$D_6$ as permutation group I am trying to solve some exercises for a course in representation theory. We are studying finite groups and I have an exercise about the dihedral groups $D_n = \left<r,s|r^n,s^2,rs=sr^{n-1}\right>$ for $n>2$. After finding all irreducible representations of $D_n$ and computing the character tables, I got to the following question:

$D_6$ may be understood as a permutation group, acting on the vertices of the hexagon. We hence obtain a repr. of $D_6$ on $\mathbb{C}^6$. Decompose this repr. into irreducibles.
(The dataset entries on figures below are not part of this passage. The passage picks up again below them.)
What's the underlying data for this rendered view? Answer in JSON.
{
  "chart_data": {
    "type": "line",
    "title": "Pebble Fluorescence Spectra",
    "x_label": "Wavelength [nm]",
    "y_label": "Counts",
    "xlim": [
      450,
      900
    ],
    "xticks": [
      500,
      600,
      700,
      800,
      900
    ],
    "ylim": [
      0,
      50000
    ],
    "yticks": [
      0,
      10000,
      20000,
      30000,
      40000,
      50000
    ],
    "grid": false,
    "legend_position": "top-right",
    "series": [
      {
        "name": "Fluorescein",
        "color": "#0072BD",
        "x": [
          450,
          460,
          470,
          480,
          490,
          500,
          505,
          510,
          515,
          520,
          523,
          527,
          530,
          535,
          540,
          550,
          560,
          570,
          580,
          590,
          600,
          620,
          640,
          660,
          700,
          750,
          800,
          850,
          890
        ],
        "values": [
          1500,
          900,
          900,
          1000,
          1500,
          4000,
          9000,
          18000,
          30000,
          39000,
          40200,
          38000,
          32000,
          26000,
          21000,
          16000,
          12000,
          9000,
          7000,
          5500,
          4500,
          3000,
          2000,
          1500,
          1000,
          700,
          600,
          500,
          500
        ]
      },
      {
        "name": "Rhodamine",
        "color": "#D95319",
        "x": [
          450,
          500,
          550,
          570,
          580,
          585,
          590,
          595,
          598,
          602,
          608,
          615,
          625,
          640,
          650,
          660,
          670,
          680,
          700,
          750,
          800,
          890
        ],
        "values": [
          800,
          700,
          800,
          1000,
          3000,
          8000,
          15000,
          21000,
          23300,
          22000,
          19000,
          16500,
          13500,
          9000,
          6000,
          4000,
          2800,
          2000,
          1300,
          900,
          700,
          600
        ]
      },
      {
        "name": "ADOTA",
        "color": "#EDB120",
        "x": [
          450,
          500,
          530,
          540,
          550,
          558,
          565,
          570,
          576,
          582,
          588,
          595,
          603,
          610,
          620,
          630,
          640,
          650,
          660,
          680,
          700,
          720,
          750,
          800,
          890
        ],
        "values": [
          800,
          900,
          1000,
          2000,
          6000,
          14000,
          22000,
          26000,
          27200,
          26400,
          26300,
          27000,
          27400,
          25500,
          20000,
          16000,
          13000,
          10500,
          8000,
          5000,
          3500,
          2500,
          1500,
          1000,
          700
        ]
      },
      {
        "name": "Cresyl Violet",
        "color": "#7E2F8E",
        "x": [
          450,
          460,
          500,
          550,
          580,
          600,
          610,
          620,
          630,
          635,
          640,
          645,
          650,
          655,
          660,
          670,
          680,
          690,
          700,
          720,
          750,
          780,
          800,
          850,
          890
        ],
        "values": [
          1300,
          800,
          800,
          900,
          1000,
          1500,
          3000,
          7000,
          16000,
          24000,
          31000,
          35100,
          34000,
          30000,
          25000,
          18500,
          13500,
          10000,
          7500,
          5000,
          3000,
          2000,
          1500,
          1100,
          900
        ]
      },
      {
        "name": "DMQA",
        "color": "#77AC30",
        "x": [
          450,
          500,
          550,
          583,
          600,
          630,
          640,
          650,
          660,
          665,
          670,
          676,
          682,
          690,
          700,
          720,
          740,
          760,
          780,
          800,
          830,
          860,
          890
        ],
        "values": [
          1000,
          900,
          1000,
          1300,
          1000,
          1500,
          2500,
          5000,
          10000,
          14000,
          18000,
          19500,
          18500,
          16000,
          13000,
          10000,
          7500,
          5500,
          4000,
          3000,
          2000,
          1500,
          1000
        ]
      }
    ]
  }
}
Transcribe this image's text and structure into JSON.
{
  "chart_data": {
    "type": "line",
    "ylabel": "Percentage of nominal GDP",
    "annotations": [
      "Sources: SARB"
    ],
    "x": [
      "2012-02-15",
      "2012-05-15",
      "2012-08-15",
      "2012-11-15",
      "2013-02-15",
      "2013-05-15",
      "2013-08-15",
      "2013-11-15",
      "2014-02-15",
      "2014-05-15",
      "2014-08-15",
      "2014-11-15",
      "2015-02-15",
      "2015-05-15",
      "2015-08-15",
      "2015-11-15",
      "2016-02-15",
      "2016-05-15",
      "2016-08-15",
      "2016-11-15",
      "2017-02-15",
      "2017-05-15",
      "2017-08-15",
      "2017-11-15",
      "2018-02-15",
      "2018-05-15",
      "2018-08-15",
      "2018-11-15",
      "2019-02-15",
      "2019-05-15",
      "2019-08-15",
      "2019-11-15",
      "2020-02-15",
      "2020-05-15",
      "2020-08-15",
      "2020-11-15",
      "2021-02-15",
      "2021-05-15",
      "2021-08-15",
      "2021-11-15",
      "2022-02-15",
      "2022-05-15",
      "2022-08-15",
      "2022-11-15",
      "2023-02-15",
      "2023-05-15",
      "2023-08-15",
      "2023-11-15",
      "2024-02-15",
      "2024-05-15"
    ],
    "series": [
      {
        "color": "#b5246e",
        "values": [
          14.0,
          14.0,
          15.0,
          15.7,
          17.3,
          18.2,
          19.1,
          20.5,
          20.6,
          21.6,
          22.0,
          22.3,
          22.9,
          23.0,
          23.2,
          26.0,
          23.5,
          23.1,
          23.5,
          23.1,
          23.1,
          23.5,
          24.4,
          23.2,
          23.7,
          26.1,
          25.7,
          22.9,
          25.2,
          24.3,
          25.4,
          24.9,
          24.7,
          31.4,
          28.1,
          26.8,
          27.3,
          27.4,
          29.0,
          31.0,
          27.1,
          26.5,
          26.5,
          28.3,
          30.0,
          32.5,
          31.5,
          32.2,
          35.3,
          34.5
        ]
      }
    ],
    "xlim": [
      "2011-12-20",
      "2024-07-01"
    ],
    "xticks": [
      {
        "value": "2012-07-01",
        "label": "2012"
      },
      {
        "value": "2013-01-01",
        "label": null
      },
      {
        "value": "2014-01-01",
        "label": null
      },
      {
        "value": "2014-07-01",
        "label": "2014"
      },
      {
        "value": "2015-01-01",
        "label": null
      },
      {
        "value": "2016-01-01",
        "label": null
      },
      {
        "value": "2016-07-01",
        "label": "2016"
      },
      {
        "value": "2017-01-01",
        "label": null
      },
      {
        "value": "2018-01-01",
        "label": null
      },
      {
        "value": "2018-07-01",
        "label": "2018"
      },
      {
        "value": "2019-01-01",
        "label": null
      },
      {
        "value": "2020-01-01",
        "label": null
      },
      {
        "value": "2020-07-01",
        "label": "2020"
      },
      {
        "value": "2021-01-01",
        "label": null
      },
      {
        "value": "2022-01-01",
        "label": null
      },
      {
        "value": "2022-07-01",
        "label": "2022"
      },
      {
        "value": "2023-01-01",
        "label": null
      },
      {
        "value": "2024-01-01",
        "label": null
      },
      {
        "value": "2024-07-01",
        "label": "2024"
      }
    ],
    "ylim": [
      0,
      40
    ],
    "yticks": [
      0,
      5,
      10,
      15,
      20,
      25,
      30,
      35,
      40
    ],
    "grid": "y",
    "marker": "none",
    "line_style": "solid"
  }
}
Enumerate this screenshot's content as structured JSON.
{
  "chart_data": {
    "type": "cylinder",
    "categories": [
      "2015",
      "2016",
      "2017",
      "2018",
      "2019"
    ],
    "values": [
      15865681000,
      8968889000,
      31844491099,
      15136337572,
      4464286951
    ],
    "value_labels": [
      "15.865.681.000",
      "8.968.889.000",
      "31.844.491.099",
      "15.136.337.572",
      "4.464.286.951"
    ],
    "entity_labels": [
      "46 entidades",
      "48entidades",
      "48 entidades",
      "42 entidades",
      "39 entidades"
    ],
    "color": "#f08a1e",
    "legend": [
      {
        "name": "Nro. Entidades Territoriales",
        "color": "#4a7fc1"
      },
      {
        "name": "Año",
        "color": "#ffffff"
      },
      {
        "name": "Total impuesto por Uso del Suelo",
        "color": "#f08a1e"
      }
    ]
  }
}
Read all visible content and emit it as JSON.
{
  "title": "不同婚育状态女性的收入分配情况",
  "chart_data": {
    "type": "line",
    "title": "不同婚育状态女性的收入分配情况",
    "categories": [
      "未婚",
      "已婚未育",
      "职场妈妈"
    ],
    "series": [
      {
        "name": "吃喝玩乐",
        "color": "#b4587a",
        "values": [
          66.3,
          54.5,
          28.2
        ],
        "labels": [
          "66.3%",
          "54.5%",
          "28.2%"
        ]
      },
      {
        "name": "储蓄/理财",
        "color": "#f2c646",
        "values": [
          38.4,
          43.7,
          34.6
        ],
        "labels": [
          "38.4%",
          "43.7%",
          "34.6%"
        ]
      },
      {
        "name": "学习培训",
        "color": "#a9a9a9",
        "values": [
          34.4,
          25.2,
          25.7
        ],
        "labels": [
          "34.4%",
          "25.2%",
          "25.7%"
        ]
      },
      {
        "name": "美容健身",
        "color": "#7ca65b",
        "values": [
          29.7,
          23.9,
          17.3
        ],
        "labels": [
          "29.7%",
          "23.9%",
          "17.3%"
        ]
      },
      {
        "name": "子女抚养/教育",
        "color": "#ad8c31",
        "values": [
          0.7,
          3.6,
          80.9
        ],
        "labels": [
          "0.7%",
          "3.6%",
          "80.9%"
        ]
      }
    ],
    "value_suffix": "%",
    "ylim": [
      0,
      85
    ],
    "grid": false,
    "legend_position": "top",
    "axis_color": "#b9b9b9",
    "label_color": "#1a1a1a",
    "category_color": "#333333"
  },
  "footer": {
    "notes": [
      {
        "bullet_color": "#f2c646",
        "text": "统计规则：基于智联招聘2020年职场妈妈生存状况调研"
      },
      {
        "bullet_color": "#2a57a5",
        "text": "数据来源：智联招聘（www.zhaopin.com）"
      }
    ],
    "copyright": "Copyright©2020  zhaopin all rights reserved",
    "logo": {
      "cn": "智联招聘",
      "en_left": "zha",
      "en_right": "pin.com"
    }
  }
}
My problem is: I don't understand the first part of the question, i.e. how $D_6$ is to be interpreted as permutation group. Anyone has any clue?
 A: Just number the vertices of a regular hexagon. Let's say we number them counterclockwise in the order $1,2,3,4,5,6$. Then the rotation $r$ maps them according to the 6-cycle $r=(123456)$ and (one of the) reflection(s) as a product of three transpositions $s=(12)(36)(45)$. This gives a homomorphism $D_6\to S_6$. You are expected to compose that with the 6-dimensional "natural" representation of $S_6$.
This gives a representation of $D_6$ by 6x6 matrices such that
$$
r\mapsto\left(\begin{array}{cccccc}
0&0&0&0&0&1\\
1&0&0&0&0&0\\
0&1&0&0&0&0\\
0&0&1&0&0&0\\
0&0&0&1&0&0\\
0&0&0&0&1&0\\
\end{array}\right)
$$
and
$$
s\mapsto
\left(\begin{array}{cccccc}
0&1&0&0&0&0\\
1&0&0&0&0&0\\
0&0&0&1&0&0\\
0&0&1&0&0&0\\
0&0&0&0&0&1\\
0&0&0&0&1&0\\
\end{array}\right).
$$
A: it's quite simple, imagine a hexagon:
   1   2

6         3

   5   4

then $D_6 = \langle (1\;2\;3\;4\;5\;6), (1\;5)(2\;4)) \rangle$ is generated by the rotations, and flipping over of that hexagon.
A: Let $r$ be a rotation of $\frac{\pi}{3}$ (so each vertex of the hexagon gets sent to an adjacent vertex) and let $s$ be a reflection about a line passing through two vertices that are opposite of each other.
This realizes $D_6$ as symmetries of a hexagon.  We then get an inclusion $D_6 \to S_6$ by considering how those symmetries permute the vertices of that hexagon.  Depending on how you number your vertices you'll get that this map is $r \mapsto (1 \ 2 \ 3 \ 4 \ 5 \ 6)$ and $s \mapsto (2 \ 6)(3 \ 5)$.